Волосы Патрисии были уложены в замысловатую прическу, и
теперь Альтея обращалась с ней, словно с хрупкой стеклянной безделушкой, чтобы
не испортить плоды своих трудов еще до бала.
— Даже и не думай ложиться — сомнешь волосы, —
напомнила она, свободно повязав кружевной шарф на голове дочери. — Завтра
сможешь отсыпаться хоть весь день до самого вечера, если устанешь.
Патрисия только кивнула: вот уже не первый месяц у нее
имелось не менее интересное занятие на то время, которое ее мать посвящала полуденному
сну.
Когда Альтея оставила ее одну, она посмотрела на часы на
каминной полке. Мистер Бруссард привез их в подарок из своего последнего
путешествия в Европу — в подарок ей, а не ее матери. Этот знак внимания
разозлил Альтею, и она еще неделю разговаривала с дочерью в резком тоне.
Патрисия предполагала, что именно поэтому ее выводят в свет еще этим летом, а
не следующим, когда ей исполнится шестнадцать.
«Как будто мне нужна эта уродливая штука!» — подумала
девушка, глядя на бронзовых нимф, окружающих циферблат.
Создатель часов не пожалел усилий, чтобы выставить напоказ
неприкрытые груди каждой нимфы.
«Как будто мне нужны знаки внимания от мистера Бруссарда!»
Разумеется, и Альтея, и Патрисия знали, что ее желания не
имеют значения.
Как только прошло двадцать минут, Патрисия встала, быстро
накинула простенькое ситцевое домашнее платье и сунула ноги в тапочки. Ступени
скрипели, пока она торопливо спускалась по лестнице, но это ее не беспокоило.
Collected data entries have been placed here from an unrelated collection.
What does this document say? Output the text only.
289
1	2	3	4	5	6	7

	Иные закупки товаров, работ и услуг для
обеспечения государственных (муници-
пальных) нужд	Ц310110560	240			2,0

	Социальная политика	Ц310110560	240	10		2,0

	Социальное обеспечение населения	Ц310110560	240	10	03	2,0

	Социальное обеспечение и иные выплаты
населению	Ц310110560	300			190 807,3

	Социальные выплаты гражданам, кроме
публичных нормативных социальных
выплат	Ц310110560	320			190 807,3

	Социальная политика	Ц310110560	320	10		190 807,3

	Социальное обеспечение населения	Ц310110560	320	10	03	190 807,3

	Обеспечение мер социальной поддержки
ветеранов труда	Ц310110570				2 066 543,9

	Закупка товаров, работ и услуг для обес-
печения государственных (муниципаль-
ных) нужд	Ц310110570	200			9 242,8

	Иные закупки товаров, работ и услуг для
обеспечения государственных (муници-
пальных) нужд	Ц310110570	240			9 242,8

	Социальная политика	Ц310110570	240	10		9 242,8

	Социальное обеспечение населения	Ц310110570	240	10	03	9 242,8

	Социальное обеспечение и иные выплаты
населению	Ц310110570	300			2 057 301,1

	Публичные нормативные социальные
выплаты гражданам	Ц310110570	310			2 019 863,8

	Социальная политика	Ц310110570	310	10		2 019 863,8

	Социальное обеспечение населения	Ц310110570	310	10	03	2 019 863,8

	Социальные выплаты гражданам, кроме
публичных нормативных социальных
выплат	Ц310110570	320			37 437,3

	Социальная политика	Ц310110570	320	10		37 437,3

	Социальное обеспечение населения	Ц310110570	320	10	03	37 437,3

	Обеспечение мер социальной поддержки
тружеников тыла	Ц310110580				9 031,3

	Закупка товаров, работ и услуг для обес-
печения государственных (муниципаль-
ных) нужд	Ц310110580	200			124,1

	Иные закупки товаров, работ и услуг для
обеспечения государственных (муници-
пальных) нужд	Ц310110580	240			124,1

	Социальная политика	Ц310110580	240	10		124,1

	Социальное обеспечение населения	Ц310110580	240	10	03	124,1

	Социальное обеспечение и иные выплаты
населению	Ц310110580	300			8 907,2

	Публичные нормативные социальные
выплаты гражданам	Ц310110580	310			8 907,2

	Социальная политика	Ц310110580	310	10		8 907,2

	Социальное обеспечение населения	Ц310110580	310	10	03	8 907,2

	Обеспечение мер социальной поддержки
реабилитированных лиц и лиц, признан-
Альтея, как и большинство свободных жителей Нового Орлеана, спала крепко.
Июньская жара и влажность казались столь изнурительными, что люди, имеющие
возможность распоряжаться своим временем, даже и не пытались заниматься днем
чем-нибудь помимо сна. Весь город затих, и проскользнуть незамеченной не стоило
никакого труда.
На цыпочках Патрисия прокралась от черного хода в тень
широких блестящих листьев магнолии. Она все еще моргала, ослепленная солнцем,
когда из этой темноты протянулись две руки и схватили ее.